Mitigating Thermal Runaway in Lithium Metal Batteries With Flame‐Retardant Magnesium Hydroxide Nanocomposite Gel Electrolytes

Abstract

ABSTRACT Lithium‐ion batteries are the preeminent energy storage technology in consumer electronics, electric vehicles, and grid‐level applications. Nevertheless, they present significant safety hazards including thermal runaway that results in catastrophic failure due to the flammability of carbonate‐based electrolytes.

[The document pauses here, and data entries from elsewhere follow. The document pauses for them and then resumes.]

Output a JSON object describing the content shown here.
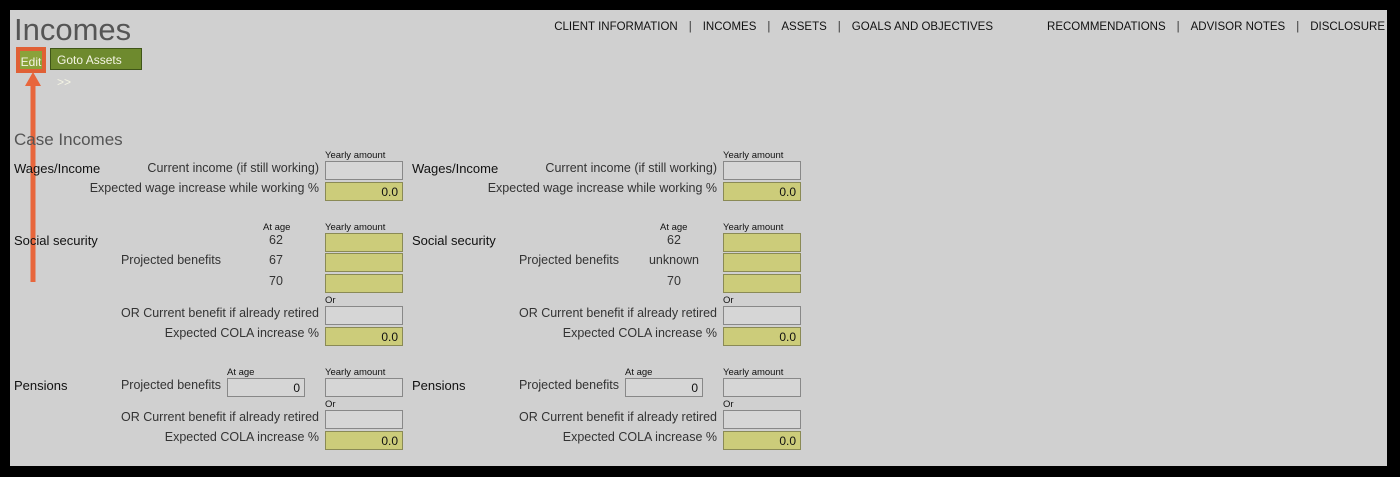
{
  "page": {
    "title": "Incomes"
  },
  "nav": {
    "items": [
      {
        "label": "CLIENT INFORMATION"
      },
      {
        "label": "INCOMES"
      },
      {
        "label": "ASSETS"
      },
      {
        "label": "GOALS AND OBJECTIVES"
      },
      {
        "label": "RECOMMENDATIONS"
      },
      {
        "label": "ADVISOR NOTES"
      },
      {
        "label": "DISCLOSURE"
      }
    ],
    "separator": "|"
  },
  "toolbar": {
    "edit_label": "Edit",
    "goto_label": "Goto Assets >>"
  },
  "section_title": "Case Incomes",
  "labels": {
    "wages": "Wages/Income",
    "current_income": "Current income (if still working)",
    "wage_increase": "Expected wage increase while working %",
    "social_security": "Social security",
    "projected_benefits": "Projected benefits",
    "or_current_benefit": "OR Current benefit if already retired",
    "cola": "Expected COLA increase %",
    "pensions": "Pensions",
    "yearly_amount": "Yearly amount",
    "at_age": "At age",
    "or": "Or"
  },
  "columns": [
    {
      "wage_increase": "0.0",
      "ss_ages": [
        "62",
        "67",
        "70"
      ],
      "ss_cola": "0.0",
      "pension_age": "0",
      "pension_cola": "0.0"
    },
    {
      "wage_increase": "0.0",
      "ss_ages": [
        "62",
        "unknown",
        "70"
      ],
      "ss_cola": "0.0",
      "pension_age": "0",
      "pension_cola": "0.0"
    }
  ],
  "colors": {
    "accent_green": "#8aa23a",
    "highlight": "#e06035",
    "field_yellow": "#cccc7a"
  }
}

The pursuit of enhanced energy density through nickel‐rich cathodes and lithium‐metal anodes further exacerbates these concerns. To address these challenges, this study reports a nanocomposite gel electrolyte (NGE) incorporating flame‐retardant Mg(OH) 2 (magnesium hydroxide, MH) nanoplatelets. NGEs using MH nanoplatelets provide robust mechanical properties (>20 MPa storage modulus) with high room‐temperature ionic conductivity (≈1 mS cm −1 ), while remaining compatible with scalable slurry‐based fabrication. Additionally, MH nanoplatelets enhance thermal safety due to endothermic decomposition at elevated temperatures that mitigates thermal runway, release of water vapor as a combustion suppressant, and formation of MgO char that inhibits flame propagation and maintains electrode separation. Moreover, MH NGEs can be configured into bilayer electrolytes, expanding the electrochemical stability window for higher energy densities. Notably, an MH‐based bilayer gel electrolyte incorporating diglyme and succinonitrile layers significantly improves cycle life in LFP|Li and NCA|Li cells compared to either layer alone. These results highlight the potential of MH NGEs as safe and scalable electrolytes for next‐generation lithium energy storage technologies.